I'm not aware of any other preference for message vs description in any other tools

The outcome of the discussion long ago (about which fields to make first class and which not) ended with the result that it's impossible to find an agreement because organizations just have too different ideas and requirements.

Having said that, aligning the mixin behind one common practice makes sense.

What I have evangelized with some success (but I guess never codified publicly) is the summary/description divide with the rule of thumb that summary should be the same for all alerts typically grouped into a notification while description contains the parts that may vary. In that way, the summary can serve as some kind of headline (e.g. "Disk close to capacity") while the description is something you can enumerate per alert in a list (e.g. list all the individual disks that are close to capacity).

At this point, I'm happy with whatever as long as we're consistent :)

Do you want to add that to the mixin design and then we can iterate over the existing mixins and align?

Then it sounds like once #1764 is merged we'll be good here.

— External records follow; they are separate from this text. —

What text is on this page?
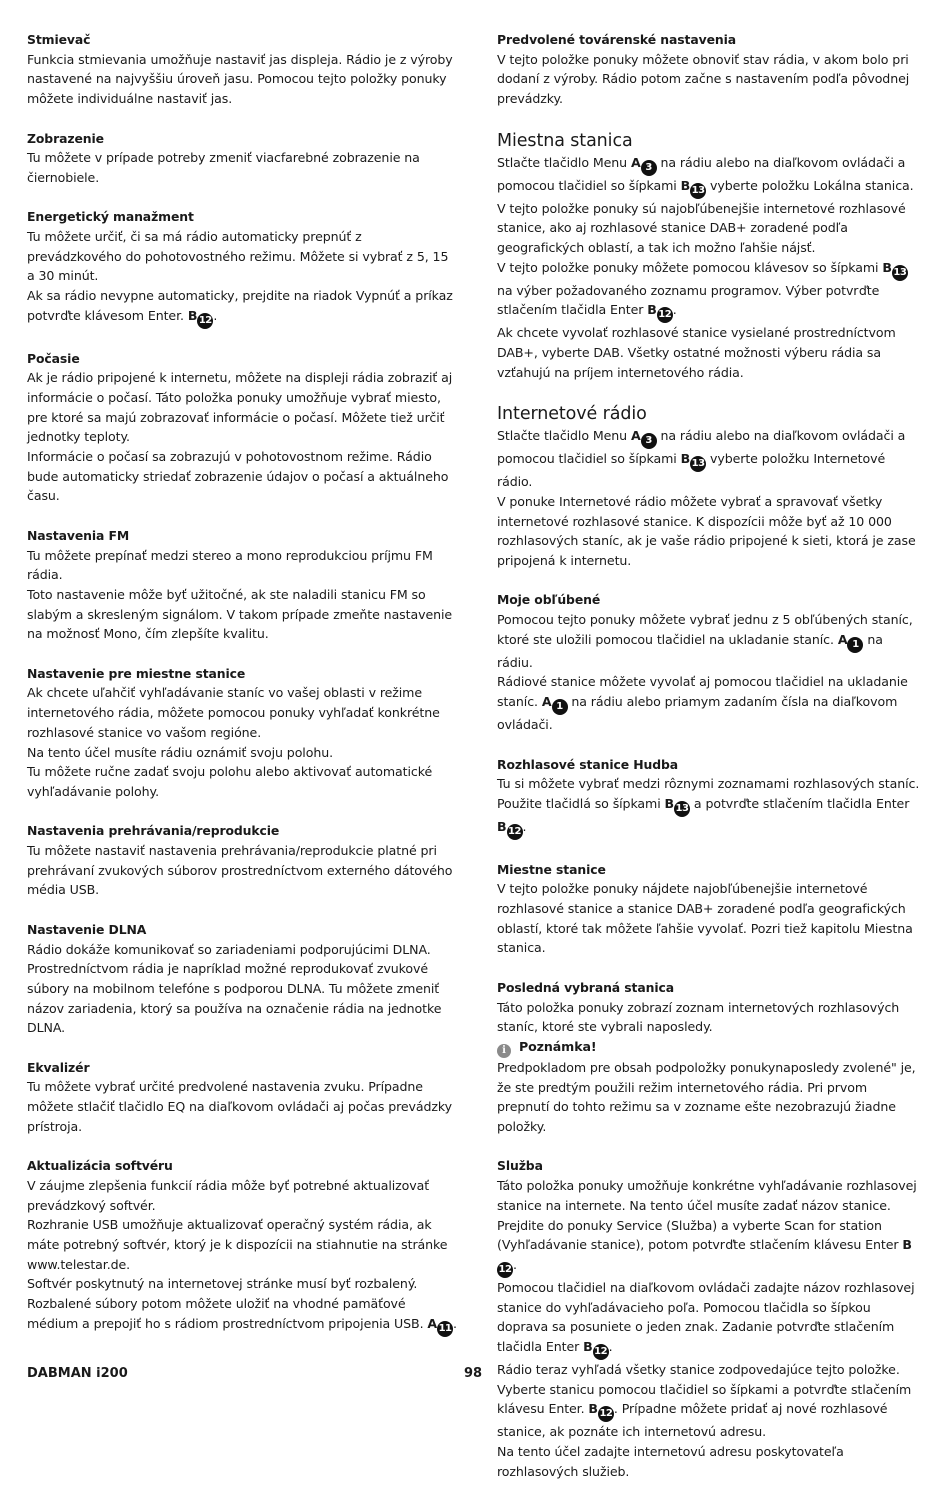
Stmievač

Funkcia stmievania umožňuje nastaviť jas displeja. Rádio je z výroby nastavené na najvyššiu úroveň jasu. Pomocou tejto položky ponuky môžete individuálne nastaviť jas.

Zobrazenie

Tu môžete v prípade potreby zmeniť viacfarebné zobrazenie na čiernobiele.

Energetický manažment

Tu môžete určiť, či sa má rádio automaticky prepnúť z prevádzkového do pohotovostného režimu. Môžete si vybrať z 5, 15 a 30 minút.

Ak sa rádio nevypne automaticky, prejdite na riadok Vypnúť a príkaz potvrďte klávesom Enter. B 12 .

Počasie

Ak je rádio pripojené k internetu, môžete na displeji rádia zobraziť aj informácie o počasí. Táto položka ponuky umožňuje vybrať miesto, pre ktoré sa majú zobrazovať informácie o počasí. Môžete tiež určiť jednotky teploty.

Informácie o počasí sa zobrazujú v pohotovostnom režime. Rádio bude automaticky striedať zobrazenie údajov o počasí a aktuálneho času.

Nastavenia FM

Tu môžete prepínať medzi stereo a mono reprodukciou príjmu FM rádia.

Toto nastavenie môže byť užitočné, ak ste naladili stanicu FM so slabým a skresleným signálom. V takom prípade zmeňte nastavenie na možnosť Mono, čím zlepšíte kvalitu.

Nastavenie pre miestne stanice

Ak chcete uľahčiť vyhľadávanie staníc vo vašej oblasti v režime internetového rádia, môžete pomocou ponuky vyhľadať konkrétne rozhlasové stanice vo vašom regióne.

Na tento účel musíte rádiu oznámiť svoju polohu.

Tu môžete ručne zadať svoju polohu alebo aktivovať automatické vyhľadávanie polohy.

Nastavenia prehrávania/reprodukcie

Tu môžete nastaviť nastavenia prehrávania/reprodukcie platné pri prehrávaní zvukových súborov prostredníctvom externého dátového média USB.

Nastavenie DLNA

Rádio dokáže komunikovať so zariadeniami podporujúcimi DLNA. Prostredníctvom rádia je napríklad možné reprodukovať zvukové súbory na mobilnom telefóne s podporou DLNA. Tu môžete zmeniť názov zariadenia, ktorý sa používa na označenie rádia na jednotke DLNA.

Ekvalizér

Tu môžete vybrať určité predvolené nastavenia zvuku. Prípadne môžete stlačiť tlačidlo EQ na diaľkovom ovládači aj počas prevádzky prístroja.

Aktualizácia softvéru

V záujme zlepšenia funkcií rádia môže byť potrebné aktualizovať prevádzkový softvér.

Rozhranie USB umožňuje aktualizovať operačný systém rádia, ak máte potrebný softvér, ktorý je k dispozícii na stiahnutie na stránke www.telestar.de.

Softvér poskytnutý na internetovej stránke musí byť rozbalený. Rozbalené súbory potom môžete uložiť na vhodné pamäťové médium a prepojiť ho s rádiom prostredníctvom pripojenia USB. A 11 .

Predvolené továrenské nastavenia

V tejto položke ponuky môžete obnoviť stav rádia, v akom bolo pri dodaní z výroby. Rádio potom začne s nastavením podľa pôvodnej prevádzky.

Miestna stanica

Stlačte tlačidlo Menu A 3 na rádiu alebo na diaľkovom ovládači a pomocou tlačidiel so šípkami B 13 vyberte položku Lokálna stanica.

V tejto položke ponuky sú najobľúbenejšie internetové rozhlasové stanice, ako aj rozhlasové stanice DAB+ zoradené podľa geografických oblastí, a tak ich možno ľahšie nájsť.

V tejto položke ponuky môžete pomocou klávesov so šípkami B 13 na výber požadovaného zoznamu programov. Výber potvrďte stlačením tlačidla Enter B 12 .

Ak chcete vyvolať rozhlasové stanice vysielané prostredníctvom DAB+, vyberte DAB. Všetky ostatné možnosti výberu rádia sa vzťahujú na príjem internetového rádia.

Internetové rádio

Stlačte tlačidlo Menu A 3 na rádiu alebo na diaľkovom ovládači a pomocou tlačidiel so šípkami B 13 vyberte položku Internetové rádio.

V ponuke Internetové rádio môžete vybrať a spravovať všetky internetové rozhlasové stanice. K dispozícii môže byť až 10 000 rozhlasových staníc, ak je vaše rádio pripojené k sieti, ktorá je zase pripojená k internetu.

Moje obľúbené

Pomocou tejto ponuky môžete vybrať jednu z 5 obľúbených staníc, ktoré ste uložili pomocou tlačidiel na ukladanie staníc. A 1 na rádiu.

Rádiové stanice môžete vyvolať aj pomocou tlačidiel na ukladanie staníc. A 1 na rádiu alebo priamym zadaním čísla na diaľkovom ovládači.

Rozhlasové stanice Hudba

Tu si môžete vybrať medzi rôznymi zoznamami rozhlasových staníc. Použite tlačidlá so šípkami B 13 a potvrďte stlačením tlačidla Enter B 12 .

Miestne stanice

V tejto položke ponuky nájdete najobľúbenejšie internetové rozhlasové stanice a stanice DAB+ zoradené podľa geografických oblastí, ktoré tak môžete ľahšie vyvolať. Pozri tiež kapitolu Miestna stanica.

Posledná vybraná stanica

Táto položka ponuky zobrazí zoznam internetových rozhlasových staníc, ktoré ste vybrali naposledy.

i Poznámka!

Predpokladom pre obsah podpoložky ponukynaposledy zvolené" je, že ste predtým použili režim internetového rádia. Pri prvom prepnutí do tohto režimu sa v zozname ešte nezobrazujú žiadne položky.

Služba

Táto položka ponuky umožňuje konkrétne vyhľadávanie rozhlasovej stanice na internete. Na tento účel musíte zadať názov stanice.

Prejdite do ponuky Service (Služba) a vyberte Scan for station (Vyhľadávanie stanice), potom potvrďte stlačením klávesu Enter B12 .

Pomocou tlačidiel na diaľkovom ovládači zadajte názov rozhlasovej stanice do vyhľadávacieho poľa. Pomocou tlačidla so šípkou doprava sa posuniete o jeden znak. Zadanie potvrďte stlačením tlačidla Enter B 12 .

Rádio teraz vyhľadá všetky stanice zodpovedajúce tejto položke. Vyberte stanicu pomocou tlačidiel so šípkami a potvrďte stlačením klávesu Enter. B 12 . Prípadne môžete pridať aj nové rozhlasové stanice, ak poznáte ich internetovú adresu.

Na tento účel zadajte internetovú adresu poskytovateľa rozhlasových služieb.

DABMAN i200	98
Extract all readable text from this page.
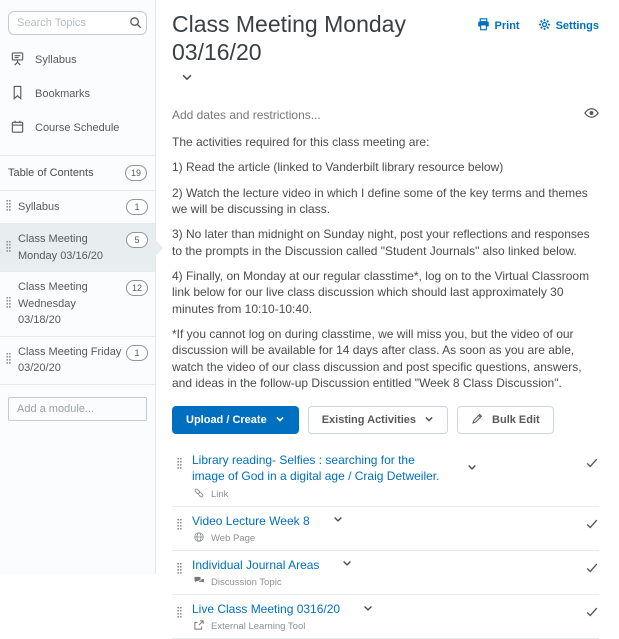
Search Topics
Syllabus
Bookmarks
Course Schedule
Table of Contents	19
Syllabus	1
Class Meeting
Monday 03/16/20
5
Class Meeting
Wednesday
03/18/20
12
Class Meeting Friday
03/20/20
1
Add a module...
Class Meeting Monday 03/16/20
Print	Settings
Add dates and restrictions...

The activities required for this class meeting are:

1) Read the article (linked to Vanderbilt library resource below)

2) Watch the lecture video in which I define some of the key terms and themes we will be discussing in class.

3) No later than midnight on Sunday night, post your reflections and responses to the prompts in the Discussion called "Student Journals" also linked below.

4) Finally, on Monday at our regular classtime*, log on to the Virtual Classroom link below for our live class discussion which should last approximately 30 minutes from 10:10-10:40.

*If you cannot log on during classtime, we will miss you, but the video of our discussion will be available for 14 days after class. As soon as you are able, watch the video of our class discussion and post specific questions, answers, and ideas in the follow-up Discussion entitled "Week 8 Class Discussion".

Upload / Create	Existing Activities	Bulk Edit
Library reading- Selfies : searching for the image of God in a digital age / Craig Detweiler.
Link
Video Lecture Week 8
Web Page
Individual Journal Areas
Discussion Topic
Live Class Meeting 0316/20
External Learning Tool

Please remember that alert name is also meant to carry some information and as such having discussion about summary/description vs message is essentially a discussion of how many layers of context information an alert should have (3 vs 2).

From my personal experience having a meaningful alert name causes summary field to be unnecessary and confusing (this confusion can be seen when looking at already present monitoring mixins). Simplifying that to alert name + description/message is creating a framework that is much easier to comprehend and reason with.

Additionally, since all mixins are written in jsonnet, it is always possible to extend annotations to match what users have in the organization. What we need is a generic framework that can be easy to understand.

From my personal experience having a meaningful alert name causes summary field to be unnecessary and confusing (this confusion can be seen when looking at already present monitoring mixins). Simplifying that to alert name + description/message is creating a framework that is much easier to comprehend and reason with.

That's certainly a valid opinion. The problem is that others have other opinions, and a lot of discussions in the past along exactly the lines you are bringing up here haven't created a consensus. In the end, some people prefer what you said, others prefer the name/summary/descriptions hierarchy. And then there are still other ideas around that some other people keep preferring.

Additionally, since all mixins are written in jsonnet, it is always possible to extend annotations to match what users have in the organization. What we need is a generic framework that can be easy to understand.

Following that line of argument, I'd err on the side of having more annotations. Pruning annotations I don't want is much easier than creating annotations I do want out of thin air.